Does opencl-caffe support fp16?

Question

Does opencl-caffe support fp16?

sixsamuraisoldier opened this issue 8 years ago · comments

Hi there, I'm trying to figure out if this branch supports fp16 compute for the rx 480.
Thanks in advance

Fabian Tschopp · Answer 1 · Sun Jul 24 2016 09:10:21 GMT+0800 (China Standard Time)

@sixsamuraisoldier
Only nVidia has an experimental FP16 branch at the moment.
However I will add FP16 support with OpenCL to this branch in near future: https://github.com/BVLC/caffe/tree/opencl

Fabian Tschopp · Answer 2 · Sun Jul 24 2016 09:28:48 GMT+0800 (China Standard Time)

@sixsamuraisoldier
Note that this branch hasn't been updated in over 7 months. I am not sure it is still maintained by anyone, as @gujunli and other coders of this branch have since left AMD and AMD are focusing on HiP/ROCm/SPIR-V based approaches instead.
The official BVLC Caffe OpenCL branch is over at https://github.com/BVLC/caffe/tree/opencl

Gregory Stoner · Answer 3 · Sun Jul 24 2016 10:05:01 GMT+0800 (China Standard Time)

As Naibabf7 stated this was an experimental branch of Caffe, We recommend you to use the BVLC version with OpenCL support moving forward.

One correction on naibaf7 comment we are still going to support OpenCL all future work from the Radeon Compute Team will be in support work up at BVLC. Right now the team is working on solver for machine learning that more optimised for AMD GPU architecture than generic math library.

ROCm is a new driver foundation for Linux compute that supports multiple languages:

Single Source C++ via HCC
HIP for device focused C++ with c-style runtime to simplify CUDA porting
OpenCL this will be out this fall, we are working on a new foundation which supports a much richer set of capabilities it at this time we bring RX480 support as well to ROCm.
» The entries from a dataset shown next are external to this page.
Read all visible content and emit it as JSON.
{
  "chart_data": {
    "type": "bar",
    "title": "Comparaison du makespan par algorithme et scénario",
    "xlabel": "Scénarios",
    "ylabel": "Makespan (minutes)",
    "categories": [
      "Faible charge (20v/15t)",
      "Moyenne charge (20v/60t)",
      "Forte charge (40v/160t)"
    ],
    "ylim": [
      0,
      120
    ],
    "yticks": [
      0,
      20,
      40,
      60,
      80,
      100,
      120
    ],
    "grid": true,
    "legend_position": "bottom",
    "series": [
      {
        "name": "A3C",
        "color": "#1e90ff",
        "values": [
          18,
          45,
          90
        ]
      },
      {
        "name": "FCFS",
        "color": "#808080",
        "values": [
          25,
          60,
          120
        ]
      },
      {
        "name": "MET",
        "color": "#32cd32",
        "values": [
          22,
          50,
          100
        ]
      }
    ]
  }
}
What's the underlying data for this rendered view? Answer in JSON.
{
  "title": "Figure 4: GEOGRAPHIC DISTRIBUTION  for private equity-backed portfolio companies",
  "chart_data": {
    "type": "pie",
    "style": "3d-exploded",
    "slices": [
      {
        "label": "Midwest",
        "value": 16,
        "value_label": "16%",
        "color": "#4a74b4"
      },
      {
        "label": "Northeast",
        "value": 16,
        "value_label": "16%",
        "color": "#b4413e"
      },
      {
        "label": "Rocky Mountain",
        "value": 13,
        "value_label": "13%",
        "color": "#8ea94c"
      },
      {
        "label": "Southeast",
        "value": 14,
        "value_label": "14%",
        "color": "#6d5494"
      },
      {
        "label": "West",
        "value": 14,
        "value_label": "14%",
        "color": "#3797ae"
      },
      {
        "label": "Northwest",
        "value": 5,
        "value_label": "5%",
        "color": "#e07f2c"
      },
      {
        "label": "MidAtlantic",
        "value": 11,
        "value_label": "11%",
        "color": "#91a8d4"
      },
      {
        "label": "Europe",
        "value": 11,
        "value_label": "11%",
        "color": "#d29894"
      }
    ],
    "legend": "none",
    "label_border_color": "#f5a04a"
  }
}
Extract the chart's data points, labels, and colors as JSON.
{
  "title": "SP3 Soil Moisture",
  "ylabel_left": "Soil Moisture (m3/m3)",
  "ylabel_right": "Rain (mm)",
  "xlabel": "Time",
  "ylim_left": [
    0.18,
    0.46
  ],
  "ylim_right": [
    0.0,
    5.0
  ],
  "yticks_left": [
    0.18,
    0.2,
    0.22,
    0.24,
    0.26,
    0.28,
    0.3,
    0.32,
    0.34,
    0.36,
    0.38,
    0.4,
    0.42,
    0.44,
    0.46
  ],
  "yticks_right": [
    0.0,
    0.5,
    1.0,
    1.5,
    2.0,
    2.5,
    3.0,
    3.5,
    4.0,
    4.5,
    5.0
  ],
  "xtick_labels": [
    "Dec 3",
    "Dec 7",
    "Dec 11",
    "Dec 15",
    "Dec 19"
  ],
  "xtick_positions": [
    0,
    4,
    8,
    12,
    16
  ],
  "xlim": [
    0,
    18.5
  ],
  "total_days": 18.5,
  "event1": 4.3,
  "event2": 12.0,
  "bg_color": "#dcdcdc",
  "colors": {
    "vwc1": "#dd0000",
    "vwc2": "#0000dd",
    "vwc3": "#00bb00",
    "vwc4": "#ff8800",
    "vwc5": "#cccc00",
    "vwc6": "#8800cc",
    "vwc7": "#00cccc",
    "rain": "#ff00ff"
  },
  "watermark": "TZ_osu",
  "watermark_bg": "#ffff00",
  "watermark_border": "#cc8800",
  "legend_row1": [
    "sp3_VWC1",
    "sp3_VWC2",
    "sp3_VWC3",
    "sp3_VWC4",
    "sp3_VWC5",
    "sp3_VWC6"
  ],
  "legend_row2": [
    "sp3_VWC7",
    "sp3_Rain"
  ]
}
I will be changing the readme to point people to OpenCL port at BLVC.

Fabian Tschopp · Answer 4 · Sun Jul 24 2016 12:20:57 GMT+0800 (China Standard Time)

@gstoner
Hey! Nice to hear from you :) great to have some signs from AMD again!
Did you see my latest email to you about 2-3 months back?

Gregory Stoner · Answer 5 · Sun Jul 24 2016 22:33:36 GMT+0800 (China Standard Time)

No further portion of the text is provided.